KerjaHub
A career-tech platform connecting job seekers with employers — currently at the architecture-and-design stage ahead of go-to-market.
- Client
- KerjaHub
- Year
- 2024 — Present
- Role
- CTO & Co-Founder
The Problem
The job market in Southeast Asia is fragmented. Traditional job portals optimize for volume — quantity of listings and applications — which buries qualified candidates and drowns employers in mismatched applicants.

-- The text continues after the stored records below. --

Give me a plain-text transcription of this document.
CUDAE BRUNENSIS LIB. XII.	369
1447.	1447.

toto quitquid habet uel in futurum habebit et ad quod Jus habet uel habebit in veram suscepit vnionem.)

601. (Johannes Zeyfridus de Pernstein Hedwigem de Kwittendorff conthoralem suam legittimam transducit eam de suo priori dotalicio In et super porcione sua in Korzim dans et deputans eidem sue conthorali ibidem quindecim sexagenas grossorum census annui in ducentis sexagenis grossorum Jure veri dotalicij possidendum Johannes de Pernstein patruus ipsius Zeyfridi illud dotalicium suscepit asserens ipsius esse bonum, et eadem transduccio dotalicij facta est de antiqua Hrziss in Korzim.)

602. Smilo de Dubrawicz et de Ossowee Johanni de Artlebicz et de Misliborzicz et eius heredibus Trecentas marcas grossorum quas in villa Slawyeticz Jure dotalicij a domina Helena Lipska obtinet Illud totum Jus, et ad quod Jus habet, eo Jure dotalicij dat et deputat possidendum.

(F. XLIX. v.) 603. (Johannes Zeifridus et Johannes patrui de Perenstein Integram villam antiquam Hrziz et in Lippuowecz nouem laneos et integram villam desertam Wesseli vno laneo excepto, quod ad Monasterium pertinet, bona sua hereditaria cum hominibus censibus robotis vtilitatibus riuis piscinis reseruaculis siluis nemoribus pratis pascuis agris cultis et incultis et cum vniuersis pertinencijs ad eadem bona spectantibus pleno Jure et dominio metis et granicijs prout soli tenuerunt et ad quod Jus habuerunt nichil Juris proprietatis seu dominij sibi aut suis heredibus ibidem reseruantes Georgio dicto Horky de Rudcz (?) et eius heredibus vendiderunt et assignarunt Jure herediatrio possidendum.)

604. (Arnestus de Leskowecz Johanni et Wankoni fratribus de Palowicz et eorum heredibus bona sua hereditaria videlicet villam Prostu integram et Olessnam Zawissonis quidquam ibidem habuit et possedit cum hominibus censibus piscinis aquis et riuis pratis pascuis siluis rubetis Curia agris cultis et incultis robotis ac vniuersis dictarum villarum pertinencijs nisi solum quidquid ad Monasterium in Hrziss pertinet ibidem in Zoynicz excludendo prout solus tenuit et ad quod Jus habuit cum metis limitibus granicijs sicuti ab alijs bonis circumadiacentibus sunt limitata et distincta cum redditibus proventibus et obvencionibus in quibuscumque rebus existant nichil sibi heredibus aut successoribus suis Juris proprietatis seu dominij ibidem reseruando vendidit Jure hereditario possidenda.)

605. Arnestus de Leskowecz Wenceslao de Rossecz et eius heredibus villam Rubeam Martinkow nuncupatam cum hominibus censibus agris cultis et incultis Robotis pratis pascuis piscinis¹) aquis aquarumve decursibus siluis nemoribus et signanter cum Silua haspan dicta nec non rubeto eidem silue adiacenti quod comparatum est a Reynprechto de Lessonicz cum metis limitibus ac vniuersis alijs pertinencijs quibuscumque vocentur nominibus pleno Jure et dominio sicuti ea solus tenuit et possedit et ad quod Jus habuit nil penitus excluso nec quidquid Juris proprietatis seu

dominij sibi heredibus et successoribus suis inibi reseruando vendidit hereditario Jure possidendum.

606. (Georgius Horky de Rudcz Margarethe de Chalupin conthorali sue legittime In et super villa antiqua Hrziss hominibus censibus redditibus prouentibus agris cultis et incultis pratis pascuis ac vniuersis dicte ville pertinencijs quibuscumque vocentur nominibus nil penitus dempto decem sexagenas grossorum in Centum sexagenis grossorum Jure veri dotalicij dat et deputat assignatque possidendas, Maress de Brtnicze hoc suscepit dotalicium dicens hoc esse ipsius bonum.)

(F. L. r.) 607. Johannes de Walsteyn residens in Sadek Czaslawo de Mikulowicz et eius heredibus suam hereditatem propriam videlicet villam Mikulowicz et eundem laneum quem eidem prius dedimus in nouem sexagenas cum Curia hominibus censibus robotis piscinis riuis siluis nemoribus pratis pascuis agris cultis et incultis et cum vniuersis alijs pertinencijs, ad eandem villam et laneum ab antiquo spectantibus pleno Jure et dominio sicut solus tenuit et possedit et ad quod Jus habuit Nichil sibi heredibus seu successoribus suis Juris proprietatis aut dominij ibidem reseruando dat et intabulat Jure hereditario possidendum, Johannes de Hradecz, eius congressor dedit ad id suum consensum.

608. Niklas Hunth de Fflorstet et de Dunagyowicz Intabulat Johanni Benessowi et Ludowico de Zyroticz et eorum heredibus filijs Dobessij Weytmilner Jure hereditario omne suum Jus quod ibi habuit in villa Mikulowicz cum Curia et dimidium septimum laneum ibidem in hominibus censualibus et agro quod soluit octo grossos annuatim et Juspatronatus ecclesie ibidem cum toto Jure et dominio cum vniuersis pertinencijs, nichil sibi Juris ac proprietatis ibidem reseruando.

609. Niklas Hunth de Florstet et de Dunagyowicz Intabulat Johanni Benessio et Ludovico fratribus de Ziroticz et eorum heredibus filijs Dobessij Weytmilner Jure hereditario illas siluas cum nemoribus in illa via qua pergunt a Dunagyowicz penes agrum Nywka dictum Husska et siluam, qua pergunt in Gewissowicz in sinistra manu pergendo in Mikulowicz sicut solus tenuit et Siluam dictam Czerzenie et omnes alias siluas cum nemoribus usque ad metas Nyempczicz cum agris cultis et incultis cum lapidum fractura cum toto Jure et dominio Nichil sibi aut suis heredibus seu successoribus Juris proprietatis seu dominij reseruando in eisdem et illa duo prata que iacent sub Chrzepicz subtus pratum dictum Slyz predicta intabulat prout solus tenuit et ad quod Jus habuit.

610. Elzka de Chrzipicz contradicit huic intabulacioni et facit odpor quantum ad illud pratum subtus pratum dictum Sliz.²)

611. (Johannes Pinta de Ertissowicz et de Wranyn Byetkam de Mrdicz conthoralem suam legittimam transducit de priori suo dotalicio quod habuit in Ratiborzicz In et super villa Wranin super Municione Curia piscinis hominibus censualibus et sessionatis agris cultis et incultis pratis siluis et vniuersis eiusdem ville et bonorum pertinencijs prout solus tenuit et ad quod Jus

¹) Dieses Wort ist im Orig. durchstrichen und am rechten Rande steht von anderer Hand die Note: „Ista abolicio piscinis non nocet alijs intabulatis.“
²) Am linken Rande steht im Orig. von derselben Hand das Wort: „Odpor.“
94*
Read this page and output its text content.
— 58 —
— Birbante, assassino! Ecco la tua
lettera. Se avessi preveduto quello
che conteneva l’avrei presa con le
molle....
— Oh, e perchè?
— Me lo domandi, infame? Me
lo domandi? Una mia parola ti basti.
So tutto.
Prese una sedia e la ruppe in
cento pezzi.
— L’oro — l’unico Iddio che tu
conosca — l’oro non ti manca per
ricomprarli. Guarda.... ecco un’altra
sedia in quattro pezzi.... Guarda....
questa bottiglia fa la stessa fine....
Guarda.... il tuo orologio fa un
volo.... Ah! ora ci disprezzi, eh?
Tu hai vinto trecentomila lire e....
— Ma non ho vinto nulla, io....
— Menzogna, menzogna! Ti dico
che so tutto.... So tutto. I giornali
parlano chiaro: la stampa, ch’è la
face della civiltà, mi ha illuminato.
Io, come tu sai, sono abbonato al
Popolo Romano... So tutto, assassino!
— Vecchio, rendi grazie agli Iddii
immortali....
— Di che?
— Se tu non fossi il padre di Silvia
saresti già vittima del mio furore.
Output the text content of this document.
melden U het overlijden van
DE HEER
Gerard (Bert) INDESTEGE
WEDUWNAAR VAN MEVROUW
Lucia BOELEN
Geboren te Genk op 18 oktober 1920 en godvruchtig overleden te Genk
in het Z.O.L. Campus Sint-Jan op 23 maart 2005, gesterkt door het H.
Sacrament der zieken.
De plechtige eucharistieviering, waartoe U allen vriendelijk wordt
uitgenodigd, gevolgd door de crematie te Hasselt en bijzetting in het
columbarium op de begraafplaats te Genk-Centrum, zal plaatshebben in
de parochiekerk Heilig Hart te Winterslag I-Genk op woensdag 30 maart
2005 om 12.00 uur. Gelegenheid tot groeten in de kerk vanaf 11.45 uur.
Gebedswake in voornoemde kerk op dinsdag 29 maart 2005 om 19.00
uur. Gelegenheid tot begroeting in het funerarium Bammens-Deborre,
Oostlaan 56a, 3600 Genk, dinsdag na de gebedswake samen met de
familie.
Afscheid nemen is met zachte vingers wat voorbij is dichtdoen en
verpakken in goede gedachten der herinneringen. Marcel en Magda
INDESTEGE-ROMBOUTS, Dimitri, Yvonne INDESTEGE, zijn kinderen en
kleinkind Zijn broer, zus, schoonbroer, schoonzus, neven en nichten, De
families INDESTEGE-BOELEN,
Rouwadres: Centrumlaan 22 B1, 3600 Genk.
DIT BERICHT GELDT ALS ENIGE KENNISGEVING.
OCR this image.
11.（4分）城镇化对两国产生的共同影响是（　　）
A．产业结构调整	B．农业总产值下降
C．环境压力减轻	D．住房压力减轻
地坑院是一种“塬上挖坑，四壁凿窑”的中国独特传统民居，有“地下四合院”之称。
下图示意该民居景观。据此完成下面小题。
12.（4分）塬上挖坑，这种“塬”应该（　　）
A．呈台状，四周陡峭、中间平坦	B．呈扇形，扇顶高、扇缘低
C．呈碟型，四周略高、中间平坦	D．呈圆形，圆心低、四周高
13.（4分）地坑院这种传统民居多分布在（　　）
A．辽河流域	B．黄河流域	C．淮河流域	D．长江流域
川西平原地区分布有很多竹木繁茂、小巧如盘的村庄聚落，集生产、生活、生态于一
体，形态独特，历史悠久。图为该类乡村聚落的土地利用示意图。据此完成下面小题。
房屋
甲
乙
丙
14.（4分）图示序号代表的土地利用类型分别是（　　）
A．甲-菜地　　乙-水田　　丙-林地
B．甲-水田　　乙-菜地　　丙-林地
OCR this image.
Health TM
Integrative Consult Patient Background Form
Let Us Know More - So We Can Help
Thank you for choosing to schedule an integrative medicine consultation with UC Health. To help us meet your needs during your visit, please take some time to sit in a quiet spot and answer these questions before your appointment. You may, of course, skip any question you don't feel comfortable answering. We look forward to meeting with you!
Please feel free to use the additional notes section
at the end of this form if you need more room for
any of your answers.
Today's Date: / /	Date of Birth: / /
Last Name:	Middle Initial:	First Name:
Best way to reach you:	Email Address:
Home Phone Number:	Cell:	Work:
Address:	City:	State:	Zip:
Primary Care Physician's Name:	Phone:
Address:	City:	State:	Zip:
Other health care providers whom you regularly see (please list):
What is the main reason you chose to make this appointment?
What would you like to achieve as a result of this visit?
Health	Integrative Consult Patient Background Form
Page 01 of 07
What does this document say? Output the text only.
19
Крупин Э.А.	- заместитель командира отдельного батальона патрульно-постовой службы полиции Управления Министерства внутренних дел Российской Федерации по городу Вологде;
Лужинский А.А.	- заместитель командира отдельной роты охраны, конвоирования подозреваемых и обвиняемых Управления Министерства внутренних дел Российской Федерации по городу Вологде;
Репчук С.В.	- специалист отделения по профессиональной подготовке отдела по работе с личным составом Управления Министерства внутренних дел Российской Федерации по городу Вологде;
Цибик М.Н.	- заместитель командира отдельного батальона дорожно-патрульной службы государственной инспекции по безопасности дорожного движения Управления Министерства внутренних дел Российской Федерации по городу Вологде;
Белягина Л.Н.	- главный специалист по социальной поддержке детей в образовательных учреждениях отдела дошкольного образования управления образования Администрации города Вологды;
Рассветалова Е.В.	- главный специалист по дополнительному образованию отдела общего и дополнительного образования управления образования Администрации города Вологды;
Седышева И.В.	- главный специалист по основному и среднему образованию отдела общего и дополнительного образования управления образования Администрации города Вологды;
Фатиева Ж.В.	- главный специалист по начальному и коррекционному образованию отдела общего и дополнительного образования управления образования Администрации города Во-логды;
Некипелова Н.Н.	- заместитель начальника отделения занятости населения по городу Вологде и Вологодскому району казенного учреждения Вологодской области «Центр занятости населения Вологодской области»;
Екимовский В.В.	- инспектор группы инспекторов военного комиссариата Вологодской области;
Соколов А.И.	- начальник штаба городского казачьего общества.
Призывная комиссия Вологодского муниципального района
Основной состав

KerjaHub's thesis: match on skills and readiness, not keywords, and help candidates become job-ready instead of just job-seeking.
Where It Stands
KerjaHub is deliberately still at the architecture-and-design stage ahead of go-to-market. The current work is the unglamorous part that determines whether the platform can scale later:
- Defining service boundaries so the platform can grow without a rewrite
- Designing the data model for matching, assessments, and employer workflows
- Selecting the stack for day-one productivity and long-term performance
Architecture Decisions
As CTO, I own the technical direction. The decisions so far optimize for a small team shipping fast without painting the platform into a corner:
Current stack direction:
- Golang services: high-performance core APIs with clear service boundaries
- Next.js web: SEO-critical job listings and the employer dashboard
- Bun tooling: fast runtime for supporting services and tooling
- PostgreSQL + Redis: relational core with caching where matching gets hot
Why Architecture First
Scaling Ezzi School taught me what it costs to retrofit foundations under a growing product. With KerjaHub the order is reversed: service boundaries, data model, and delivery pipeline first — then go-to-market with a platform that won't need a rewrite at its first growth spike.